In yet another shadow, the atmosphere was one of quiet triumph.
The young man known as Sid, in his guise as Shadow, stood before the assembled leaders of Shadow Garden – Alpha, Gamma, Delta, Epsilon, Zeta, and Nu. Before them, on an analysis table, lay the other piece of circuitry, the one his own agents had silently recovered from the battlefield.
"The data from this fragment confirms it," Gamma reported, her glasses perched on her nose, her expression one of intense academic excitement. "His power is not magical, not demonic, not divine in any recognizable sense. It is… purely physical. But it operates at a level that fundamentally alters localized physics. He does not break the rules; he simply imposes his own, more absolute, rules upon them."
Delta, who had recovered from her "neutralization" and was now more obsessed with Saitama than ever, wagged her tail excitedly. "So he's just really, really strong, Lord Shadow! Can I fight him again?! Please?! This time I'll bite his legs! He can't punch me if I bite his legs!"
Alpha shot Delta a quelling glare. "The point, Delta, is that we now have a baseline understanding of his abilities. He is a physical force. Therefore, he is bound by physical limitations, however extreme they may be."
"Is he?" Shadow asked softly, his voice drawing all attention. He picked up the fragment, turning it over in his gloved fingers. He knew Alpha was wrong. He had seen the Mindscape incident. This was not just a physical being. But letting them believe that… it served his purposes.
He looked at his loyal Shadows. They saw him as their all-knowing, all-powerful leader, the master of shadows who had saved them, who guided them. And he had cultivated that image, that belief, with meticulous care. But now, in the face of Saitama, he felt a flicker of something he hadn't felt in a long time: a genuine challenge to his narrative, to his very identity as the "Eminence in Shadow."
How could he be the ultimate hidden power when a being of ultimate overt power was wandering around, accidentally solving all the problems he was trying to solve dramatically? It was… inconvenient.
But then, a new, brilliant, wonderfully chuunibyou thought occurred to him.
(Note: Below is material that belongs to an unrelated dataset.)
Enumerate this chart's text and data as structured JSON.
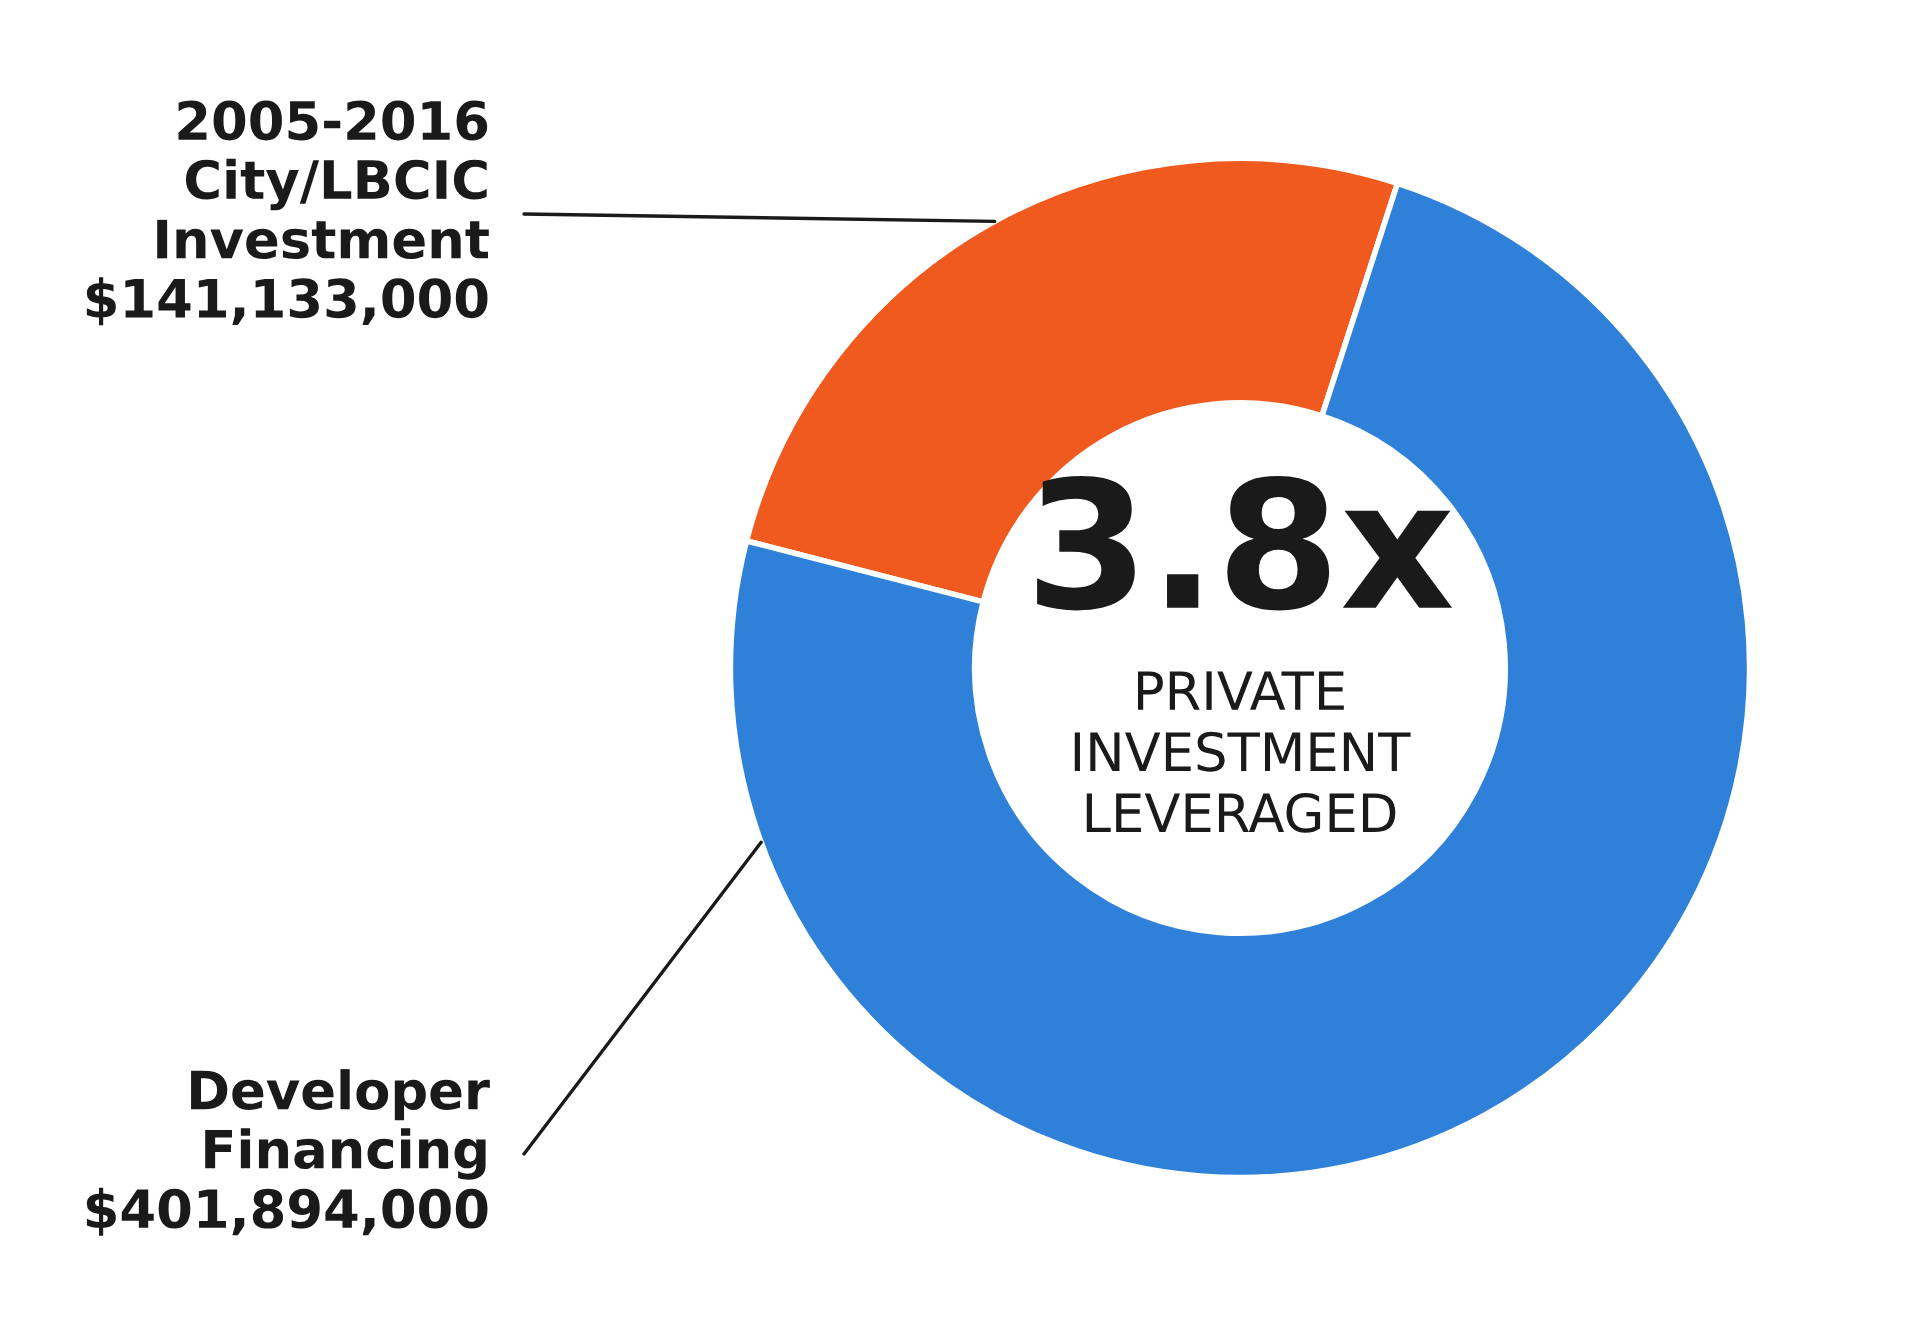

He smiled beneath his hood.
"You are all correct," he declared, his voice taking on its familiar, resonant coolness. "He is a being of immense physical might. A storm that scours the land. But a storm, for all its power, is mindless. It has no purpose, no design. It simply… is."
He held up the fragment. "The Cult, the Benefactor, the kingdoms… they all see him as a weapon to be aimed, or a threat to be neutralized. They seek to understand the storm so they can control it, or build a shelter from it. They are thinking like mortals."
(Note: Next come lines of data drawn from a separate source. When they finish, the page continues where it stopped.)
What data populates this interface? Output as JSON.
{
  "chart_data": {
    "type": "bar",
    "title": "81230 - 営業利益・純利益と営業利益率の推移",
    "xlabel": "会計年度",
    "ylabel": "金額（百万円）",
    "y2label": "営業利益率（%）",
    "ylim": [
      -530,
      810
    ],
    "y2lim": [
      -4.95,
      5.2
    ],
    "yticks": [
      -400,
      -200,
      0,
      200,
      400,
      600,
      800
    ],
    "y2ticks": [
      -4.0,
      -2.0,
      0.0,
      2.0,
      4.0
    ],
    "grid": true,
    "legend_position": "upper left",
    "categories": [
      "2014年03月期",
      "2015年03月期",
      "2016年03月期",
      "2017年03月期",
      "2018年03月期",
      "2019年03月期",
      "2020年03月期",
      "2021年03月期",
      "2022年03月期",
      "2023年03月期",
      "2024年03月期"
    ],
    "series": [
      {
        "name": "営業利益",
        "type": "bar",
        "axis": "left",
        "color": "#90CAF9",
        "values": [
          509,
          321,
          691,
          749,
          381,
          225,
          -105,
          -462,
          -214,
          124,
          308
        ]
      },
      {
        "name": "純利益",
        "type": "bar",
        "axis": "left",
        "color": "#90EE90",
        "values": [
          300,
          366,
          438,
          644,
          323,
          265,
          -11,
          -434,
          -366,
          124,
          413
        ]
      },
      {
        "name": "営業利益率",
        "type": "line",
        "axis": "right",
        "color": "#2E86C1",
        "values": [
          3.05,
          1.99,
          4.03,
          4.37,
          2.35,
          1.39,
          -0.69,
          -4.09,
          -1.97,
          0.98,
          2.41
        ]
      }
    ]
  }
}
He looked at his devoted followers, their eyes wide with adoration. "But we… we are different. We do not seek to control the storm." His smile widened. "We will learn to dance in it. We will use the chaos he creates, the blinding light of his power, as the ultimate cover for our own designs. While everyone is watching the hurricane, no one will notice the quiet work of the shadows in its wake."
He had found his new narrative. Saitama wasn't a rival. He wasn't a problem to be solved. He was a tool. An unwitting, gloriously destructive stage prop for the true protagonist of the story: himself.
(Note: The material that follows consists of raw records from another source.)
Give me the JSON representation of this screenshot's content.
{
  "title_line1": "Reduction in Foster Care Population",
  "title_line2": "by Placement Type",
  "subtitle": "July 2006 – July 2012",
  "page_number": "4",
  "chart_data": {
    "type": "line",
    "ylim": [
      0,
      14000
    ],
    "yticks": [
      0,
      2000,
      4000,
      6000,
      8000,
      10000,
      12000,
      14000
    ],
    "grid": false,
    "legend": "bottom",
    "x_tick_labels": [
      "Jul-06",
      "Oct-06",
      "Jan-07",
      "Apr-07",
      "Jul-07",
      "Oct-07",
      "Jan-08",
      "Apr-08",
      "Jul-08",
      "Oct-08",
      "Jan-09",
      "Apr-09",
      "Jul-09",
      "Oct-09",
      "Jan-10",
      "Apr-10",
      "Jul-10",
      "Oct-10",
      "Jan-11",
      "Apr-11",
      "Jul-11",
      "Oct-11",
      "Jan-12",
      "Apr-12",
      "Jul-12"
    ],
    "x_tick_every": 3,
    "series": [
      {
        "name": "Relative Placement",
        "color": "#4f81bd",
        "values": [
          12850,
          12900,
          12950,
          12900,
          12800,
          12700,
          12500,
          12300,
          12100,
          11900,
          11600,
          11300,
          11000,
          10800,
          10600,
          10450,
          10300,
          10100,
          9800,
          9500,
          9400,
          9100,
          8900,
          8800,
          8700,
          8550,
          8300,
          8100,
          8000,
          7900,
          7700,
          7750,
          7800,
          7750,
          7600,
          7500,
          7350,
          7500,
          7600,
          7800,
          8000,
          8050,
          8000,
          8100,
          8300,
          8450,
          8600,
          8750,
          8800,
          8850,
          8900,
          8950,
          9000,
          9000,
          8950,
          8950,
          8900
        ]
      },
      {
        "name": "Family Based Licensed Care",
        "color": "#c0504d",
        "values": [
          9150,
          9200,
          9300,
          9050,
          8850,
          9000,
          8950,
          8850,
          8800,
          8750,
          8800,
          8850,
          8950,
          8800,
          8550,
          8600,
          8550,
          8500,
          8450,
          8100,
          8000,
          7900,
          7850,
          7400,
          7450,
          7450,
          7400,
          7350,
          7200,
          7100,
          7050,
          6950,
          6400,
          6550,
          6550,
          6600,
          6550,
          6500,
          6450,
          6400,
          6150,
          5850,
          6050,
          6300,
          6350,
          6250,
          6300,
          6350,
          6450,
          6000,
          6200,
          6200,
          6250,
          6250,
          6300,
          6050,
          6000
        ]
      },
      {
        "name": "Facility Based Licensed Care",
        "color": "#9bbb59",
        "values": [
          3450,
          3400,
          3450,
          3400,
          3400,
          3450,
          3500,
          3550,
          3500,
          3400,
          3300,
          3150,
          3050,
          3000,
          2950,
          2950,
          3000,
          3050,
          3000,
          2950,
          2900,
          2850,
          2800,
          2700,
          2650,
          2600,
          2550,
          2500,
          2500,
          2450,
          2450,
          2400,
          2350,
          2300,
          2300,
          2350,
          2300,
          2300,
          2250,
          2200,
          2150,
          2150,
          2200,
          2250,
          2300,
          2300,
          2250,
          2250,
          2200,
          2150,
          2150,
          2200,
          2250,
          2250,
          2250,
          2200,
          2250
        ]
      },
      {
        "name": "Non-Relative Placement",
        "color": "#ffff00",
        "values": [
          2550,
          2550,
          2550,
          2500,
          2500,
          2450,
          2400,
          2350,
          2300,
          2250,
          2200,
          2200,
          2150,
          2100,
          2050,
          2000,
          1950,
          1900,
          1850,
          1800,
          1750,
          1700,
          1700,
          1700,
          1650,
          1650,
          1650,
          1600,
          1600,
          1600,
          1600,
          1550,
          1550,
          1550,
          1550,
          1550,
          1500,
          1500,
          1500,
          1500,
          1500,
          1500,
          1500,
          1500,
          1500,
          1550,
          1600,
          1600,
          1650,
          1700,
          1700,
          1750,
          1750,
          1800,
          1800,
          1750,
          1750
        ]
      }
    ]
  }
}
"Alpha," he commanded. "The data from this fragment is invaluable. But do not focus on how to defeat him. Focus on how to predict him. Understand his simple motivations – his boredom, his appetite. Learn to anticipate where the lightning will strike next. And ensure that when it does, Shadow Garden is there, waiting in the wings, to achieve our true objectives in the ensuing confusion."
"Yes, Lord Shadow!" Alpha and the others replied in perfect, devoted unison.
Shadow turned away, a feeling of deep satisfaction washing over him. The board was set. The players were moving. And he had just perfectly integrated the most powerful, most unpredictable piece into his own grand, shadowy design. The dawn of a new fear had arrived for his enemies. For him, it was the dawn of a new, even more exciting, performance. The show was only just getting started.